If I had to draw up a top ten exclusively from that list it'd go like so: 01) Singin' in the Rain, 02) Persona, 03) Psycho 04) The Passion of Joan of Arc, 05) Some Like It Hot, 06) Citizen Kane, 07) In the Mood For Love, 08) Taxi Driver, 09) Apocalypse Now and 10) Play-Time. With La Dolce Vita and L'Atalante blocking Vertigo even from the top dozen. It's not that I don't love Vertigo... .. but again, we're splitting hairs buns.
Reader Comments (56)
Volvagia, shouldn't critics pick the best works from an artist's oeuvre, rather than the works that typify the rest of their work? Does it matter if they're diversions if they're the best?
I'm not necessarily saying those are his best... just asking.
Volvagia - yeah, that's reelaly out of line. Play Time is astonishing. You can't judge a movie before seeing it! Or at least you shouldn't if you want people to take an opinion seriously.
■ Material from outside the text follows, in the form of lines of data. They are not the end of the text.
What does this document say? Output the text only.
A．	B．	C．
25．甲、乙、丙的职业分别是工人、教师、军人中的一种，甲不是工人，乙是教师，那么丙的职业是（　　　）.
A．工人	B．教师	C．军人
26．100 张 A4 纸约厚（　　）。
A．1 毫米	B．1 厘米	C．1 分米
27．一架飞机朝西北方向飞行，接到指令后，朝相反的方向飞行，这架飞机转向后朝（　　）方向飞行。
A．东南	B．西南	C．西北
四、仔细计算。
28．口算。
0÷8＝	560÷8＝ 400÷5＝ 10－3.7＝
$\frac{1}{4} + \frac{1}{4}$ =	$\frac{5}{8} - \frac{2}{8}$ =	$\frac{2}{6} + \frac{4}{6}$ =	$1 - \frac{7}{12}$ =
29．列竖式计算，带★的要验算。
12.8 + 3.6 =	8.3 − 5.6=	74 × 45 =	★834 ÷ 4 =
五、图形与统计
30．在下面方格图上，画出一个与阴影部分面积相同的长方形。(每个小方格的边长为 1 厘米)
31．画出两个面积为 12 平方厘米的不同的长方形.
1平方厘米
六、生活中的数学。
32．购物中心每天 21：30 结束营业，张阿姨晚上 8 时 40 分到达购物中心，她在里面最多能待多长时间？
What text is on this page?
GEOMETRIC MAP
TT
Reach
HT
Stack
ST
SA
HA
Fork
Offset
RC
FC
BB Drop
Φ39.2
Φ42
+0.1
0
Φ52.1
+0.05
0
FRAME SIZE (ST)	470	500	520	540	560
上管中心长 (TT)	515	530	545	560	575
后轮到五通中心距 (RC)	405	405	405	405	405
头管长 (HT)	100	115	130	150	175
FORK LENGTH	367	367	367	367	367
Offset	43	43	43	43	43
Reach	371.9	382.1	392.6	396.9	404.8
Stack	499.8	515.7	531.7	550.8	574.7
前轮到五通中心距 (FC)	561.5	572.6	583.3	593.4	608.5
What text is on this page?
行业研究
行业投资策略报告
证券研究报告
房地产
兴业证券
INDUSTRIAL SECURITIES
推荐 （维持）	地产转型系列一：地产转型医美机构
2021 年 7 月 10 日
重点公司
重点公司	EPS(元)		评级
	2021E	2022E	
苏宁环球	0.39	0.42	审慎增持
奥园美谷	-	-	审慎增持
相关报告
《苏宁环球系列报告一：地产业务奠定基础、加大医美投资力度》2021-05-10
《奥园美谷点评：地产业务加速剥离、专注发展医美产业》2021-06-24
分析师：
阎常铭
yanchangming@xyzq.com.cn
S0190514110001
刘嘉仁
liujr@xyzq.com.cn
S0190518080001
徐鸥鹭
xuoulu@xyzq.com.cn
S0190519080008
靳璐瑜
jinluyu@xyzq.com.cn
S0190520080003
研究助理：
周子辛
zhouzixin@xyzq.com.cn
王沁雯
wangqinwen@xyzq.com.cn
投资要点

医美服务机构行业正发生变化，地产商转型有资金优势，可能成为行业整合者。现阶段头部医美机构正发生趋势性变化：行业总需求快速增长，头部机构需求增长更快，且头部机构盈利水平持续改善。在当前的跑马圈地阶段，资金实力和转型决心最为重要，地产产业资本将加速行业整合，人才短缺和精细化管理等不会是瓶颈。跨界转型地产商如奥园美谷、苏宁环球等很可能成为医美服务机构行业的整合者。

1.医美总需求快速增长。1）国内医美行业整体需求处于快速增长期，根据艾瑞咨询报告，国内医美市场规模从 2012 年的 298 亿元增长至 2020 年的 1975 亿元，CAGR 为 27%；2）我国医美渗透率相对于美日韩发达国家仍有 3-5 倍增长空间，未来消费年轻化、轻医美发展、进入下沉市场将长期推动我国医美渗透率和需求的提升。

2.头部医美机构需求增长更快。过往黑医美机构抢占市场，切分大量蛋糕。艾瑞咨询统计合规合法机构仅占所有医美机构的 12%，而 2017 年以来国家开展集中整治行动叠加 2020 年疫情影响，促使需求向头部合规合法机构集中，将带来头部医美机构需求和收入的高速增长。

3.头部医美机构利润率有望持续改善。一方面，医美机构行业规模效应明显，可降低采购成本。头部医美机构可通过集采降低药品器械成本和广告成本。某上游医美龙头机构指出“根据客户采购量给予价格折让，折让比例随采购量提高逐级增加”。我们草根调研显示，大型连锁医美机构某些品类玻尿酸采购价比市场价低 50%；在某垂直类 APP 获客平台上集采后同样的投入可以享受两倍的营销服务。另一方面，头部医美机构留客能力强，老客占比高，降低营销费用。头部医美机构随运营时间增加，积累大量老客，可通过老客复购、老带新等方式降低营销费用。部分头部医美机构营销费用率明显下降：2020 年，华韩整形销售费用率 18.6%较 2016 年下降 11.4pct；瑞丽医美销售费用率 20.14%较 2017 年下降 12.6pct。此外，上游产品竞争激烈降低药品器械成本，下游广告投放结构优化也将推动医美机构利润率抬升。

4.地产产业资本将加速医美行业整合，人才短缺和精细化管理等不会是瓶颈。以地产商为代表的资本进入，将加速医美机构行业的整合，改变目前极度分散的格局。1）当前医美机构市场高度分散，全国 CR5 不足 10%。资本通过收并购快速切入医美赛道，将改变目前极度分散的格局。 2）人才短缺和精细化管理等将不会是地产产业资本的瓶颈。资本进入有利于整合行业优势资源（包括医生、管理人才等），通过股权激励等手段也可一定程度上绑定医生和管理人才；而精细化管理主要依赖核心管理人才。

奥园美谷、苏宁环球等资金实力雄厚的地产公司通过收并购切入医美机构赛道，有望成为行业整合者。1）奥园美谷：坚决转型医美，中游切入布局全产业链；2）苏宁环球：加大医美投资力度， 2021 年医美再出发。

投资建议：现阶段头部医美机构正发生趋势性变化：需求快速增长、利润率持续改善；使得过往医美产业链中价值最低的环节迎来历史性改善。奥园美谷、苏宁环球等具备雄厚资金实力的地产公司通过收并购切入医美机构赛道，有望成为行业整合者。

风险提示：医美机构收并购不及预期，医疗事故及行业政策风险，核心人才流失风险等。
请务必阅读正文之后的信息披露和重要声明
Okay. Sorry, and I said I will see it AT LEAST ONCE before committing my mind completely to that view point but I think you should be able to admit the visually dense "you can miss things if you're not looking at it from the right angle" approach is more easily suited to comics and not actually so much to film. If I think the dense approach works as cinema, I WILL say so after I see it.
Thirded or whatever on Playtime. More importantly, Volvagia better not ever go near Paul Schrader talking about Dreyer like that or there'll be trouble. BIG trouble.
Umm... lighten the mood, Beau, lighten the mood...
OOH! OOH! Sean Durkin chose 'The GOONIES' as one of his top ten!!!
Chunk would be SO proud!
Volvagia (not that you'll ever read this since this thread is almost a week old, but I've been without internet for four days and only just saw this and feel like I must reply)-
I agree wholeheartedly that Brief Encounter doesn't get nearly enough love (Lean is now more renowned for his epics like Lawrence of Arabia, but his work on this very intimate movie is close to perfection), and it's a beautiful movie and I adore it, but when compared to In The Mood for Love, it's TOO chaste. ITMFL is brimming with sex, even though the couple at its center never go there, while Brief Encounter, for all its protestations of love and attraction, feels too tightly-wound, too straight-laced, too... British. It's romantic, but it never reaches transcendence for me, the way In The Mood for Love does in certain sequences.
And really, Playtime is astonishing. I'm kind of in awe of it.